[Marietta by F. Marion Crawford]@TWC D-Link book
Marietta

CHAPTER VIII
14/20

We say with assurance that the mind rules the body, we feel that the spirit in some way overshadows and includes the mind.

Yet if this were really true the spirit--that is, the will--should have power against bodily pain, but not against moral suffering except with some help from a higher source.
But it is otherwise.

If the will of ordinary human beings could hypnotise the body against material sensation, the credit due to those brave believers in all ages who have suffered cruel torments for their faith would be singularly diminished.
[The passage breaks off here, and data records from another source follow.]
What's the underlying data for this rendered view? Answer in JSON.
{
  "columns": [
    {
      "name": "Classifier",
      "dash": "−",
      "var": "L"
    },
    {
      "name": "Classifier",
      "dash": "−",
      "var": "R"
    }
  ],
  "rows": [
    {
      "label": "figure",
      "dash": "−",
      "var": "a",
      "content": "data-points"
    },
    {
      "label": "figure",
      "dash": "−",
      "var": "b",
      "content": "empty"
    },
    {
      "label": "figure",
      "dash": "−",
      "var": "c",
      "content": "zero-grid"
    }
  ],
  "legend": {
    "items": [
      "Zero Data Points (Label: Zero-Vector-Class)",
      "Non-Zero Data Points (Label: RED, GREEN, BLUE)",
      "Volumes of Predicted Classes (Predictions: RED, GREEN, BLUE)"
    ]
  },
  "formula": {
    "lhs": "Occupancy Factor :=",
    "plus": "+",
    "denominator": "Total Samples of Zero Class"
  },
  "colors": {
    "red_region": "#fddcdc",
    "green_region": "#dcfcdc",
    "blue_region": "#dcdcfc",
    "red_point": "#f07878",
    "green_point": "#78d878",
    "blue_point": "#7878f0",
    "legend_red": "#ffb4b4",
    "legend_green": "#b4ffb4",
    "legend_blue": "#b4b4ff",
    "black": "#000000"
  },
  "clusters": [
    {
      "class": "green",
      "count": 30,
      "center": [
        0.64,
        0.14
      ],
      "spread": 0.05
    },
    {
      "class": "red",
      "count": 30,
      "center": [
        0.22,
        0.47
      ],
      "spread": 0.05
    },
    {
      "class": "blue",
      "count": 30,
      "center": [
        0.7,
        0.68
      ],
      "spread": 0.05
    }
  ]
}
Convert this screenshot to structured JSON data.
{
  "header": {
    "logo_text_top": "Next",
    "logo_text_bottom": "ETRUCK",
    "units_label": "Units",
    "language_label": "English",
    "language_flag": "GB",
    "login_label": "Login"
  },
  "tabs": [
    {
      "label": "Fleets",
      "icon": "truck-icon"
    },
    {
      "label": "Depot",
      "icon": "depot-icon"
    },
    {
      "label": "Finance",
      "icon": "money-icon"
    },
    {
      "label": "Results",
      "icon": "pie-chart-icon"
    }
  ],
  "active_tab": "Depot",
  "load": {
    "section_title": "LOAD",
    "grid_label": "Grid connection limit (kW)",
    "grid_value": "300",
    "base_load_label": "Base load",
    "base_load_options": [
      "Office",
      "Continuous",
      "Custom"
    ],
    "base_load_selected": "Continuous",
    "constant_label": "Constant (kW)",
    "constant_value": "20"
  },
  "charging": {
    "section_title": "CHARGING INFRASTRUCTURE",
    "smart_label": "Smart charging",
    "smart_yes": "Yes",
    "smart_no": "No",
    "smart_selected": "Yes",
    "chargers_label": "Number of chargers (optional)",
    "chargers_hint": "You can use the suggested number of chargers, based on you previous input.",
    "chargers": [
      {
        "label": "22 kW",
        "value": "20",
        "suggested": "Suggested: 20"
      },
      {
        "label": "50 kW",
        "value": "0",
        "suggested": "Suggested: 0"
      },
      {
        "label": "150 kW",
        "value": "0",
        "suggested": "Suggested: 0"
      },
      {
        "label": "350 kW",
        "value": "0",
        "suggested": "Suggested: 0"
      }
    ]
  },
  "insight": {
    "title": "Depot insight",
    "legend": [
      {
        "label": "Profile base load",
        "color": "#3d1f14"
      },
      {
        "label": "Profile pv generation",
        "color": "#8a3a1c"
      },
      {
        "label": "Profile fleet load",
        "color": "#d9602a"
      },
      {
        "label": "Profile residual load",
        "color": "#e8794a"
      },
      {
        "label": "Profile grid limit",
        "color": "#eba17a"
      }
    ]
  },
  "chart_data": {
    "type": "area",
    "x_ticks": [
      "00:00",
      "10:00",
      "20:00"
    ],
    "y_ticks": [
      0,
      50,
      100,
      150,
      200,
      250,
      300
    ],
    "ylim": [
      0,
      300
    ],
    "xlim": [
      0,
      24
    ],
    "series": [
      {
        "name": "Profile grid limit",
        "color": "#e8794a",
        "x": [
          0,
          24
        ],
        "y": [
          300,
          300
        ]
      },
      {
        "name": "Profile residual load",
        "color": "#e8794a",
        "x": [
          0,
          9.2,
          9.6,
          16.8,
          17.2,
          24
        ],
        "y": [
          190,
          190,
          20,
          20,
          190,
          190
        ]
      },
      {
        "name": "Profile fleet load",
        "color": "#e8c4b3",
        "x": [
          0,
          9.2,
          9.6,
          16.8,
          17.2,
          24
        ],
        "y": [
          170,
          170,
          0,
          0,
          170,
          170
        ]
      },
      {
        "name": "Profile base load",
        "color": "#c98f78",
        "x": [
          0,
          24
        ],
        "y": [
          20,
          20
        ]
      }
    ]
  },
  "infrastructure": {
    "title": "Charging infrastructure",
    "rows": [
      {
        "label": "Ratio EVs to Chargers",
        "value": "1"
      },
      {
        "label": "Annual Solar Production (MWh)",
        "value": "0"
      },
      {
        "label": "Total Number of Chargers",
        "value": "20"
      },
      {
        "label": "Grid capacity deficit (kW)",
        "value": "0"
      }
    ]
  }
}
If the mind could dominate matter by ordinary concentration of thought, a bad toothache should have no effect upon the delicate imagination of the poet, and Napoleon would not have lost the decisive battle of his life by a fit of indigestion, as has been asserted.
On the other hand, there was never yet a man of genius, or even of great talent, who was not aware that the most acute moral anguish can be momentarily forgotten, as if it did not exist for the time, by concentrating the mind upon its accustomed and favourite kind of work.
Johnson wrote _Rasselas_ to pay for the funeral of his yet unburied mother, and Johnson was a man of heart if ever one lived; he could not have written the book if he had had a headache.

Saints and ascetics without end and of many persuasions have resorted to bodily pain as a means of deadening the imagination and exalting the will or spirit.